Playing more to c's strengths, the following implementation

transposes a matrix of any type and dimensions

in place with only O(1) space. See the [http://www.en.wikipedia.org/wiki/In-place_matrix_transposition Wikipedia article]

for more information.

<lang C>

void

*transpose_matrix(matrix,rows,cols,item_size)

void *matrix;

int rows;

int cols;

size_t item_size;

{

#define ALIGNMENT 16 /* power of 2 >= minimum array boundary alignment; maybe unnecessary but machine dependent */

char *cursor;

char carry[ALIGNMENT];

size_t block_size,remaining_size;

int nadir,lag,orbit,ents;

if ((rows == 1) ? 1 : (cols == 1))

return matrix;

ents = rows * cols;

cursor = (char *) matrix;

remaining_size = item_size;

block_size = ((ALIGNMENT < remaining_size) ? ALIGNMENT : remaining_size);

while (block_size)

{

nadir = 1; /* first and last entries are always fixed points so aren't visited */

while (nadir + 1 < ents)

{

memcpy(carry,&(cursor[(lag = nadir) * item_size]),block_size);

while ((orbit = (lag / rows) + cols * (lag % rows)) > nadir) /* follow a complete cycle */

{

memcpy(&(cursor[lag * item_size]),&(cursor[orbit * item_size]),block_size);

lag = orbit;

}

memcpy(&(cursor[lag * item_size]),carry,block_size);

orbit = nadir++;

while ((orbit < nadir) ? (nadir + 1 < ents) : 0) /* find the next unvisited index by an exhaustive search */

{

orbit = nadir;

while ((orbit = (orbit / rows) + cols * (orbit % rows)) > nadir);

nadir = ((orbit < nadir) ? nadir + 1 : nadir);

}

}

cursor = cursor + block_size;

remaining_size = remaining_size - block_size;

block_size = ((ALIGNMENT < remaining_size) ? ALIGNMENT : remaining_size);

}

return matrix;

}

</lang>

No extra storage allocation is required by the caller.
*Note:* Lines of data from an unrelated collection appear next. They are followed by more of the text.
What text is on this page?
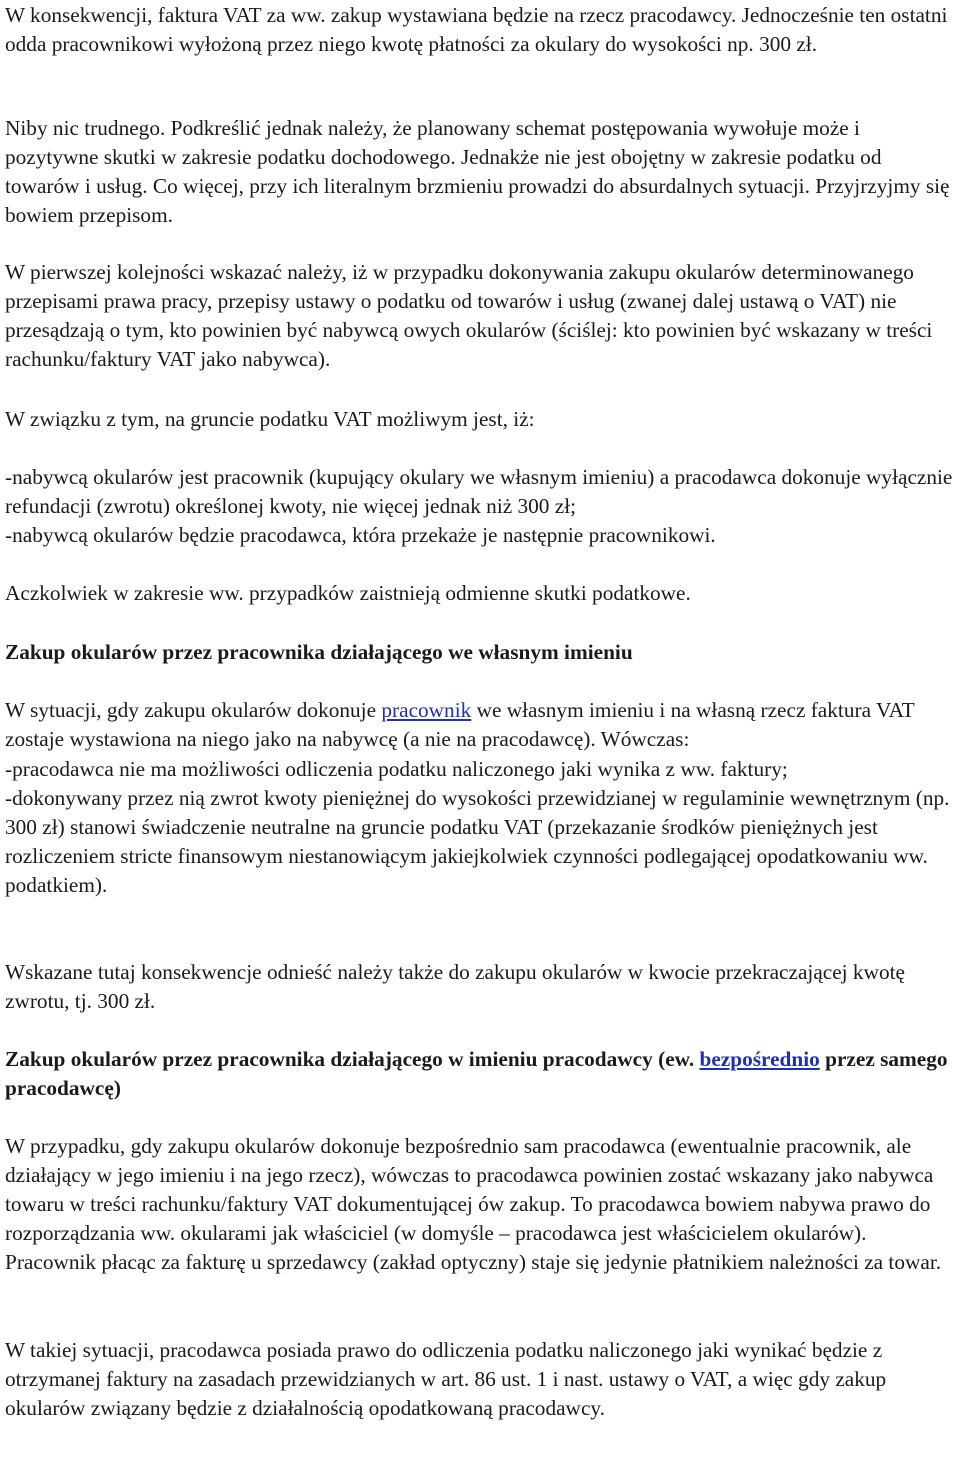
W konsekwencji, faktura VAT za ww. zakup wystawiana będzie na rzecz pracodawcy. Jednocześnie ten ostatni odda pracownikowi wyłożoną przez niego kwotę płatności za okulary do wysokości np. 300 zł.

Niby nic trudnego. Podkreślić jednak należy, że planowany schemat postępowania wywołuje może i pozytywne skutki w zakresie podatku dochodowego. Jednakże nie jest obojętny w zakresie podatku od towarów i usług. Co więcej, przy ich literalnym brzmieniu prowadzi do absurdalnych sytuacji. Przyjrzyjmy się bowiem przepisom.

W pierwszej kolejności wskazać należy, iż w przypadku dokonywania zakupu okularów determinowanego przepisami prawa pracy, przepisy ustawy o podatku od towarów i usług (zwanej dalej ustawą o VAT) nie przesądzają o tym, kto powinien być nabywcą owych okularów (ściślej: kto powinien być wskazany w treści rachunku/faktury VAT jako nabywca).

W związku z tym, na gruncie podatku VAT możliwym jest, iż:

-nabywcą okularów jest pracownik (kupujący okulary we własnym imieniu) a pracodawca dokonuje wyłącznie refundacji (zwrotu) określonej kwoty, nie więcej jednak niż 300 zł;

-nabywcą okularów będzie pracodawca, która przekaże je następnie pracownikowi.

Aczkolwiek w zakresie ww. przypadków zaistnieją odmienne skutki podatkowe.

Zakup okularów przez pracownika działającego we własnym imieniu

W sytuacji, gdy zakupu okularów dokonuje pracownik we własnym imieniu i na własną rzecz faktura VAT zostaje wystawiona na niego jako na nabywcę (a nie na pracodawcę). Wówczas:

-pracodawca nie ma możliwości odliczenia podatku naliczonego jaki wynika z ww. faktury;

-dokonywany przez nią zwrot kwoty pieniężnej do wysokości przewidzianej w regulaminie wewnętrznym (np. 300 zł) stanowi świadczenie neutralne na gruncie podatku VAT (przekazanie środków pieniężnych jest rozliczeniem stricte finansowym niestanowiącym jakiejkolwiek czynności podlegającej opodatkowaniu ww. podatkiem).

Wskazane tutaj konsekwencje odnieść należy także do zakupu okularów w kwocie przekraczającej kwotę zwrotu, tj. 300 zł.

Zakup okularów przez pracownika działającego w imieniu pracodawcy (ew. bezpośrednio przez samego pracodawcę)

W przypadku, gdy zakupu okularów dokonuje bezpośrednio sam pracodawca (ewentualnie pracownik, ale działający w jego imieniu i na jego rzecz), wówczas to pracodawca powinien zostać wskazany jako nabywca towaru w treści rachunku/faktury VAT dokumentującej ów zakup. To pracodawca bowiem nabywa prawo do rozporządzania ww. okularami jak właściciel (w domyśle – pracodawca jest właścicielem okularów). Pracownik płacąc za fakturę u sprzedawcy (zakład optyczny) staje się jedynie płatnikiem należności za towar.

W takiej sytuacji, pracodawca posiada prawo do odliczenia podatku naliczonego jaki wynikać będzie z otrzymanej faktury na zasadach przewidzianych w art. 86 ust. 1 i nast. ustawy o VAT, a więc gdy zakup okularów związany będzie z działalnością opodatkowaną pracodawcy.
Here are

usage examples for an array of doubles and an array of complex numbers.

<lang c>

a = (double *) transpose_matrix((void *) a, n, m, sizeof(double));

b = (complex *) transpose_matrix((void *) b, n, m, sizeof(complex));

</lang>

After execution, the memory maps of a and b will be those of m by n arrays instead

of n by m.